A serial liar, Rob Martwick, has recently accused this author of pushing the pension holidays that led to a drop in the pensions’ funding ratios even though I have never voted for a budget at either the city or state level. The fact remains that when I left the City of Chicago as the head of the budget office, municipal workers’ pension funding levels were above 90 percent. Furthermore, at the time I left government, city laborers had enough assets to cover 133 percent of their liabilities and police and fire pensions, which had been traditionally underfunded, hovered around 70 percent. During my tenure as Chicago Public Schools’ CEO, the pension funding level rose from 80 percent to 104 percent.

Most importantly, I was working in New Orleans rebuilding their school district after Hurricane Katrina when the legislators irresponsibly voted to take pension holidays.

Senator Martwick has been quite comfortable feeding his gullible audiences comforting fictions about his record in order to buff his public image and achieve reelection.
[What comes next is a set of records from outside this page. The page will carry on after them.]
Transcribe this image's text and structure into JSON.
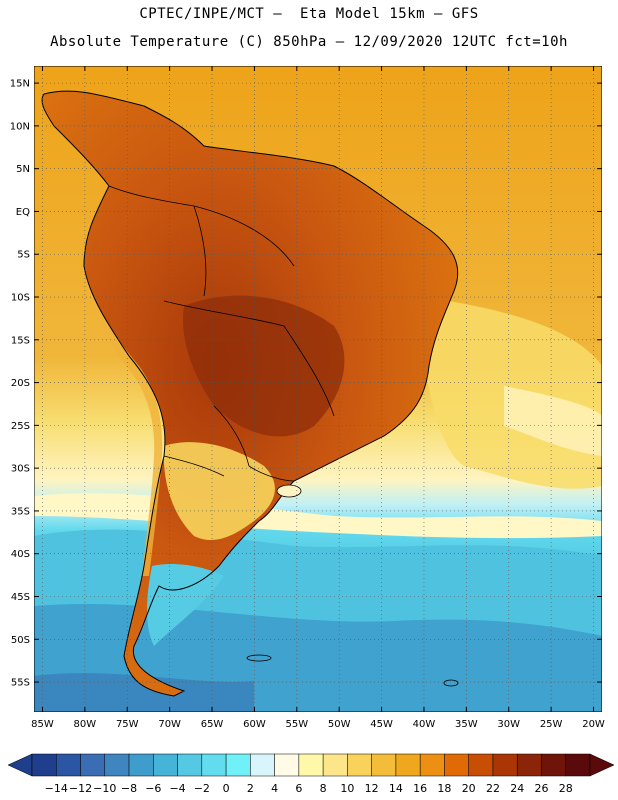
{
  "title_line1": "CPTEC/INPE/MCT –  Eta Model 15km – GFS",
  "title_line2": "Absolute Temperature (C) 850hPa – 12/09/2020 12UTC fct=10h",
  "lat_labels": [
    "15N",
    "10N",
    "5N",
    "EQ",
    "5S",
    "10S",
    "15S",
    "20S",
    "25S",
    "30S",
    "35S",
    "40S",
    "45S",
    "50S",
    "55S"
  ],
  "lon_labels": [
    "85W",
    "80W",
    "75W",
    "70W",
    "65W",
    "60W",
    "55W",
    "50W",
    "45W",
    "40W",
    "35W",
    "30W",
    "25W",
    "20W"
  ],
  "colorbar": {
    "labels": [
      "-14",
      "-12",
      "-10",
      "-8",
      "-6",
      "-4",
      "-2",
      "0",
      "2",
      "4",
      "6",
      "8",
      "10",
      "12",
      "14",
      "16",
      "18",
      "20",
      "22",
      "24",
      "26",
      "28"
    ],
    "colors": [
      "#1f3e8c",
      "#2b56a3",
      "#3a6db4",
      "#3f85c0",
      "#3f9dcb",
      "#46b3d8",
      "#55c9e4",
      "#63dcef",
      "#70f0f7",
      "#d7f5fb",
      "#fffbe6",
      "#fff8a8",
      "#fde68a",
      "#f9d25c",
      "#f3bd3a",
      "#efa81e",
      "#ec8f12",
      "#e06a06",
      "#c94e05",
      "#aa3606",
      "#8b2408",
      "#6e1408",
      "#5a0a0a"
    ]
  },
  "map": {
    "lon_range": [
      -86,
      -19
    ],
    "lat_range": [
      -58.5,
      17
    ],
    "contour_interval_c": 2
  }
}
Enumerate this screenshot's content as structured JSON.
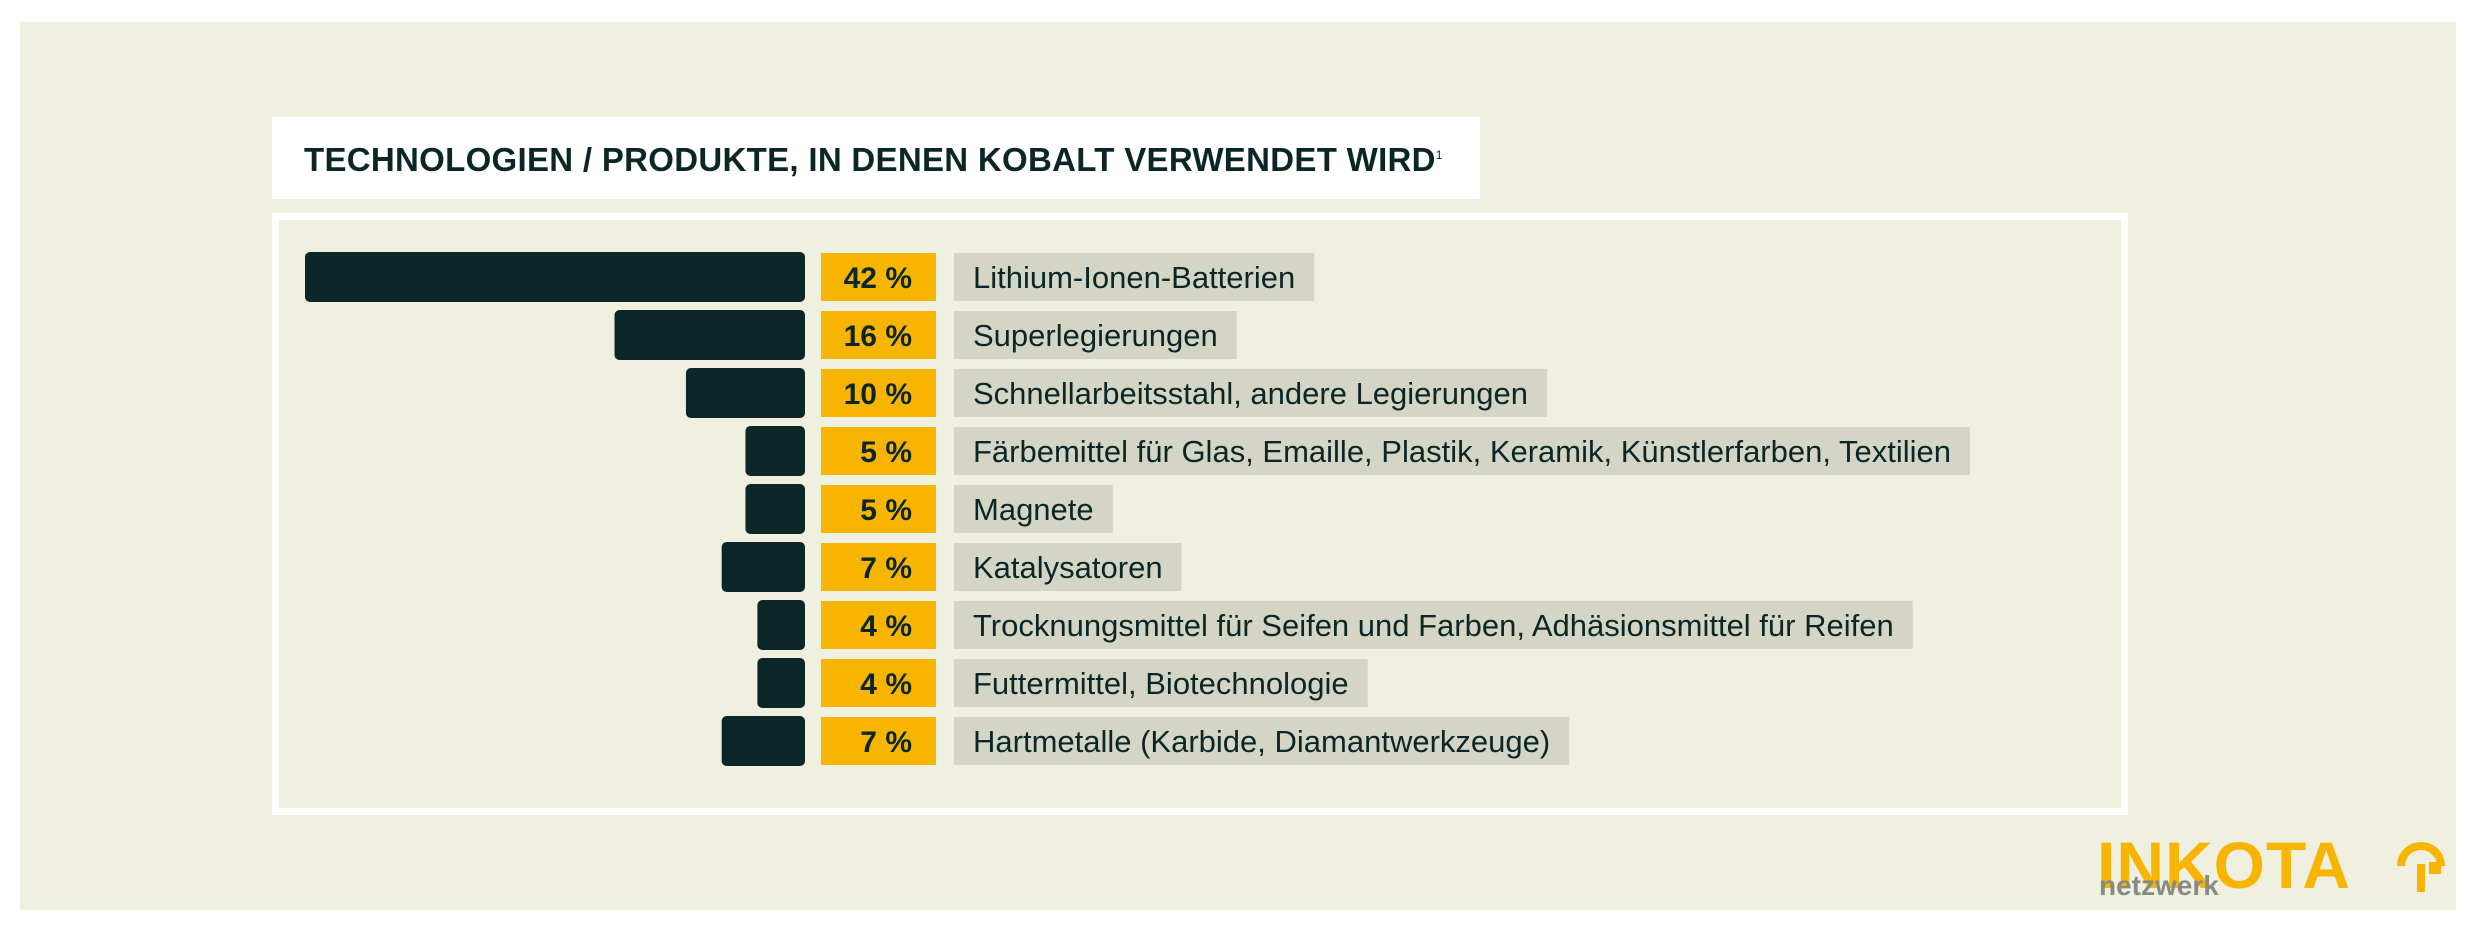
{
  "chart_data": {
    "type": "bar",
    "orientation": "horizontal",
    "title": "TECHNOLOGIEN / PRODUKTE, IN DENEN KOBALT VERWENDET WIRD",
    "title_footnote_mark": "1",
    "unit": "%",
    "categories": [
      "Lithium-Ionen-Batterien",
      "Superlegierungen",
      "Schnellarbeitsstahl, andere Legierungen",
      "Färbemittel für Glas, Emaille, Plastik, Keramik, Künstlerfarben, Textilien",
      "Magnete",
      "Katalysatoren",
      "Trocknungsmittel für Seifen und Farben, Adhäsionsmittel für Reifen",
      "Futtermittel, Biotechnologie",
      "Hartmetalle (Karbide, Diamantwerkzeuge)"
    ],
    "values": [
      42,
      16,
      10,
      5,
      5,
      7,
      4,
      4,
      7
    ],
    "value_labels": [
      "42 %",
      "16 %",
      "10 %",
      "5 %",
      "5 %",
      "7 %",
      "4 %",
      "4 %",
      "7 %"
    ]
  },
  "brand": {
    "name": "INKOTA",
    "sub": "netzwerk"
  },
  "colors": {
    "background": "#f0f0e1",
    "bar": "#0a2627",
    "value_box": "#f7b400",
    "label_box": "#d5d5c6",
    "text": "#0a2627"
  }
}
However, I will not allow him to rewrite immutable facts, falsify events, or minimize the decisive role he has played in leaving. Nor will I allow him to distort my record in bringing security to Chicago’s public pensions.

Somehow, Senator Martwick continues to represent thousands of teachers, firefighters, police, and others in public service. They should know that as member of the General Assembly and Cook County Committeeman, he has taken a taxpayer-funded salary, made millions on tax appeals for corporate clients, received contracts from the Democratic Party for printing services, underfunded the public pension system, and has attacked women, repeatedly.

This level of corruption is why Chicago and Illinois remain a universal laughingstock.

Only voters can decide to remove a Senator, Committeeperson, and perhaps prevent a Judge Martwick from presiding over a courtroom. But do not also forget to hold the person responsible who sponsors this triple-dealing corruption, Party Boss and County Board President, Toni Preckwinkle.